Ce rapport, qui comporte beaucoup de passages instructifs, au sens propre du terme, mérite assurément d’être lu attentivement : on ne peut par exemple qu’être sensible à l’ambition de ses auteurs de dégager des « critères » d’intégration, susceptibles de servir ultérieurement de base à une évaluation — jamais réalisée ni même tentée jusqu’à présent — des politiques menées en la matière.

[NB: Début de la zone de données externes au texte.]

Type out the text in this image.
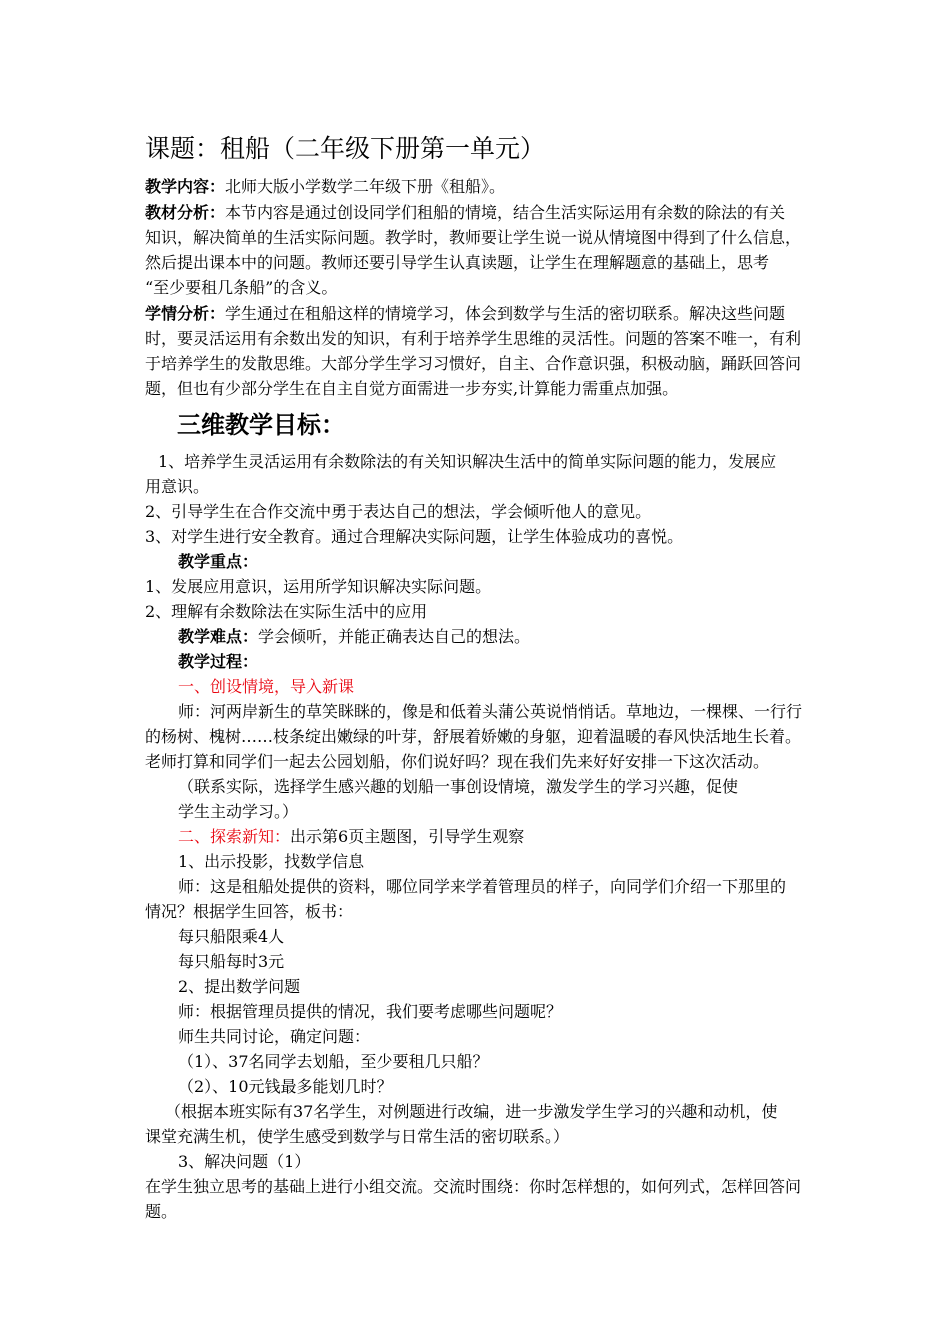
课题：租船（二年级下册第一单元）
教学内容：北师大版小学数学二年级下册《租船》。
教材分析：本节内容是通过创设同学们租船的情境，结合生活实际运用有余数的除法的有关
知识，解决简单的生活实际问题。教学时，教师要让学生说一说从情境图中得到了什么信息，
然后提出课本中的问题。教师还要引导学生认真读题，让学生在理解题意的基础上，思考
“至少要租几条船”的含义。
学情分析：学生通过在租船这样的情境学习，体会到数学与生活的密切联系。解决这些问题
时，要灵活运用有余数出发的知识，有利于培养学生思维的灵活性。问题的答案不唯一，有利
于培养学生的发散思维。大部分学生学习习惯好，自主、合作意识强，积极动脑，踊跃回答问
题，但也有少部分学生在自主自觉方面需进一步夯实,计算能力需重点加强。
三维教学目标：
1、培养学生灵活运用有余数除法的有关知识解决生活中的简单实际问题的能力，发展应
用意识。
2、引导学生在合作交流中勇于表达自己的想法，学会倾听他人的意见。
3、对学生进行安全教育。通过合理解决实际问题，让学生体验成功的喜悦。
教学重点：
1、发展应用意识，运用所学知识解决实际问题。
2、理解有余数除法在实际生活中的应用
教学难点：学会倾听，并能正确表达自己的想法。
教学过程：
一、创设情境，导入新课
师：河两岸新生的草笑眯眯的，像是和低着头蒲公英说悄悄话。草地边，一棵棵、一行行
的杨树、槐树……枝条绽出嫩绿的叶芽，舒展着娇嫩的身躯，迎着温暖的春风快活地生长着。
老师打算和同学们一起去公园划船，你们说好吗？现在我们先来好好安排一下这次活动。
（联系实际，选择学生感兴趣的划船一事创设情境，激发学生的学习兴趣，促使
学生主动学习。）
二、探索新知：出示第6页主题图，引导学生观察
1、出示投影，找数学信息
师：这是租船处提供的资料，哪位同学来学着管理员的样子，向同学们介绍一下那里的
情况？根据学生回答，板书：
每只船限乘4人
每只船每时3元
2、提出数学问题
师：根据管理员提供的情况，我们要考虑哪些问题呢？
师生共同讨论，确定问题：
（1）、37名同学去划船，至少要租几只船？
（2）、10元钱最多能划几时？
（根据本班实际有37名学生，对例题进行改编，进一步激发学生学习的兴趣和动机，使
课堂充满生机，使学生感受到数学与日常生活的密切联系。）
3、解决问题（1）
在学生独立思考的基础上进行小组交流。交流时围绕：你时怎样想的，如何列式，怎样回答问
题。
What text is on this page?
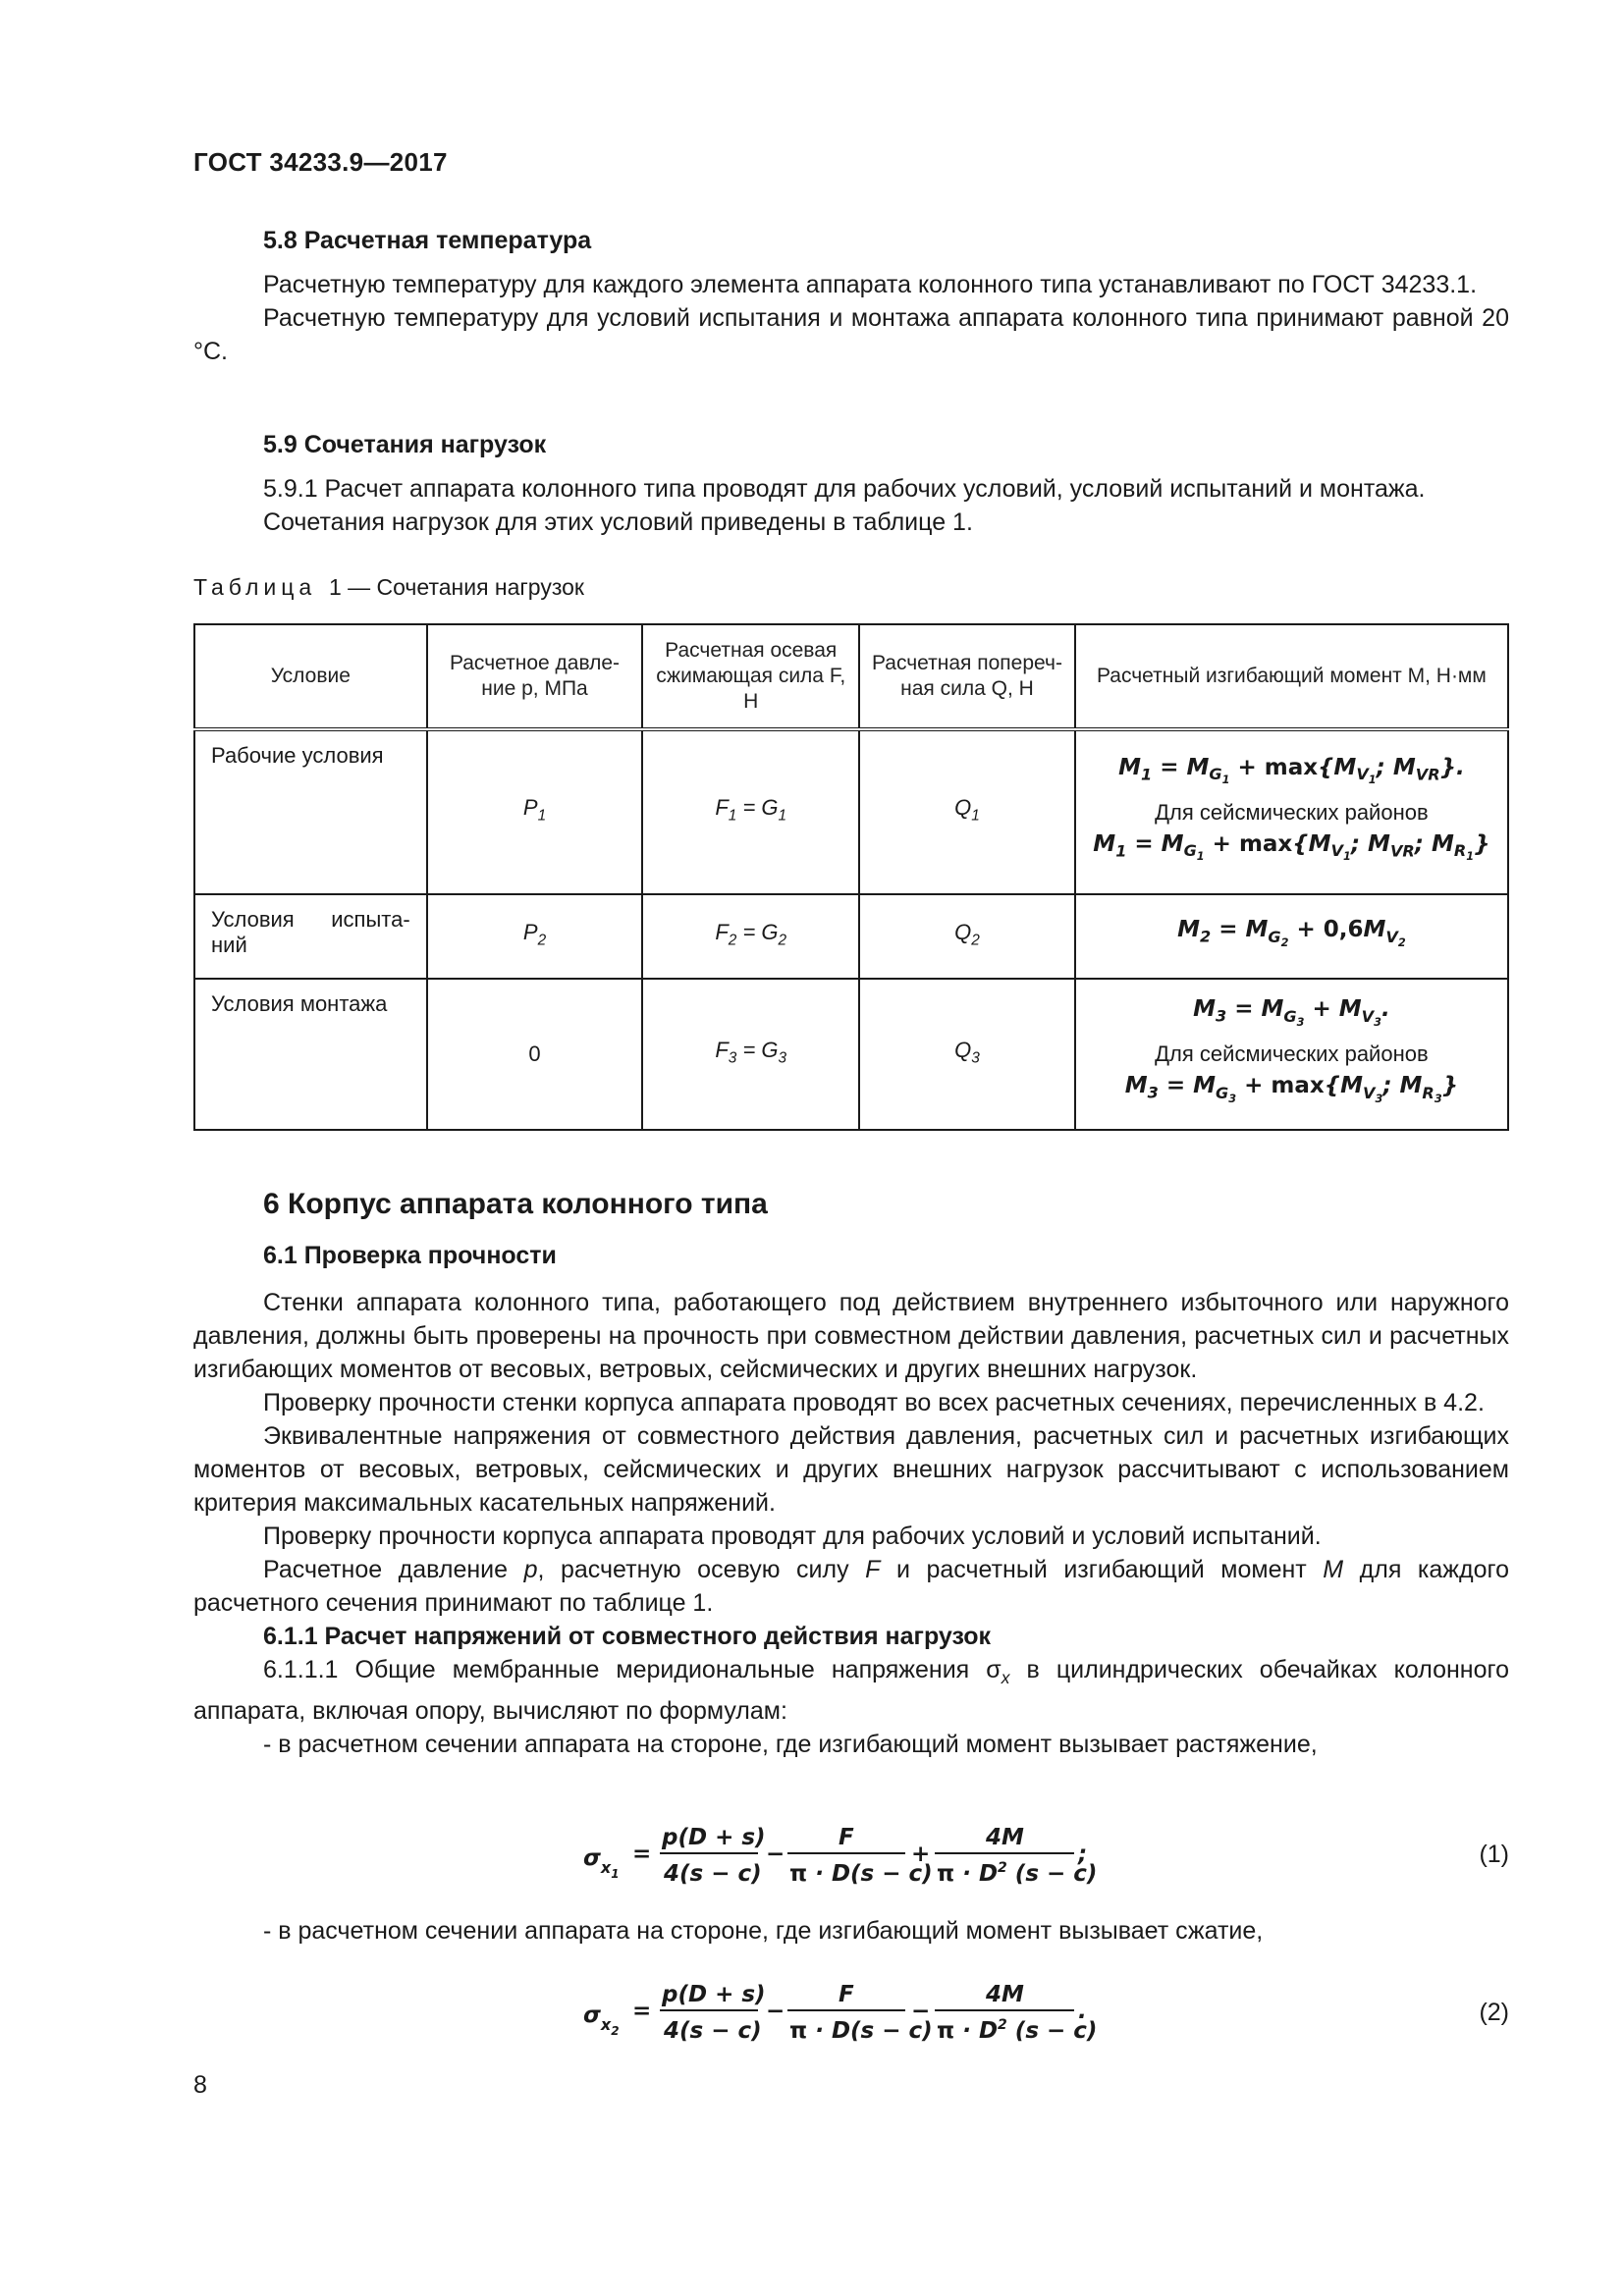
ГОСТ 34233.9—2017
5.8 Расчетная температура

Расчетную температуру для каждого элемента аппарата колонного типа устанавливают по ГОСТ 34233.1.

Расчетную температуру для условий испытания и монтажа аппарата колонного типа принимают равной 20 °С.

5.9 Сочетания нагрузок

5.9.1 Расчет аппарата колонного типа проводят для рабочих условий, условий испытаний и монтажа.

Сочетания нагрузок для этих условий приведены в таблице 1.

Таблица 1 — Сочетания нагрузок
Условие	Расчетное давле-ние p, МПа	Расчетная осевая сжимающая сила F, Н	Расчетная попереч-ная сила Q, Н	Расчетный изгибающий момент M, Н·мм
Рабочие условия	$P_1$	$F_1 = G_1$	$Q_1$	$M_1 = M_{G_1} + \max\{M_{V_1}$; $M_{VR}$}.
Для сейсмических районов
$M_1 = M_{G_1} + \max\{M_{V_1}$; $M_{VR}$; $M_{R_1}$}

Условия испыта-ний	$P_2$	$F_2 = G_2$	$Q_2$	$M_2 = M_{G_2} + 0,6M_{V_2}$

Условия монтажа	0	$F_3 = G_3$	$Q_3$	$M_3 = M_{G_3} + M_{V_3}$.
Для сейсмических районов
$M_3 = M_{G_3} + \max\{M_{V_3}$; $M_{R_3}$}
6 Корпус аппарата колонного типа
6.1 Проверка прочности

Стенки аппарата колонного типа, работающего под действием внутреннего избыточного или наружного давления, должны быть проверены на прочность при совместном действии давления, расчетных сил и расчетных изгибающих моментов от весовых, ветровых, сейсмических и других внешних нагрузок.

Проверку прочности стенки корпуса аппарата проводят во всех расчетных сечениях, перечисленных в 4.2.

Эквивалентные напряжения от совместного действия давления, расчетных сил и расчетных изгибающих моментов от весовых, ветровых, сейсмических и других внешних нагрузок рассчитывают с использованием критерия максимальных касательных напряжений.

Проверку прочности корпуса аппарата проводят для рабочих условий и условий испытаний.

Расчетное давление p, расчетную осевую силу F и расчетный изгибающий момент M для каждого расчетного сечения принимают по таблице 1.

6.1.1 Расчет напряжений от совместного действия нагрузок

6.1.1.1 Общие мембранные меридиональные напряжения $\sigma_x$ в цилиндрических обечайках колонного аппарата, включая опору, вычисляют по формулам:

- в расчетном сечении аппарата на стороне, где изгибающий момент вызывает растяжение,

$\sigma_{x1}$
=
p(D + s)
4(s − c)
−
F
π · D(s − c)
+
4M
$\pi \cdot D^2$ (s − c)
;	(1)

- в расчетном сечении аппарата на стороне, где изгибающий момент вызывает сжатие,

$\sigma_{x2}$
=
p(D + s)
4(s − c)
−
F
π · D(s − c)
−
4M
$\pi \cdot D^2$ (s − c)
.	(2)
8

Lorsqu’il s’agit, en revanche, de proposer des solutions, on retrouve le même discours sans originalité qu’ont tenu tous les pouvoirs qui se sont succédé depuis 17 ans — très exactement depuis Dijoud et sa « nouvelle politique d’immigration » — à savoir que l’intégration passe avant toute chose par la « maîtrise des flux », celle-ci étant envisagée sous un angle à la fois policier et dissuasif, c’est-à-dire en termes d’exclusion (avec l’inévitable couplet sur les demandeurs d’asile déboutés, dont il faut à tout prix obtenir qu’ils quittent le territoire français, sous réserve de régularisations ponctuelles pour ceux qui sont là depuis plus de trois ans). Était-il vraiment nécessaire de réunir neuf personnalités aussi éminentes pour proposer des « solutions » aussi peu nouvelles ? Suit, il est vrai, une série d’autres propositions : l’intégration suppose, de façon positive cette fois, d’améliorer la prise en charge administrative des problèmes liés à l’immigration, d’assainir les conditions d’habitation en foyer, de définir une véritable politique du logement — question à laquelle le Haut conseil se propose de réfléchir pour aboutir à des propositions au cours de l’année 1991.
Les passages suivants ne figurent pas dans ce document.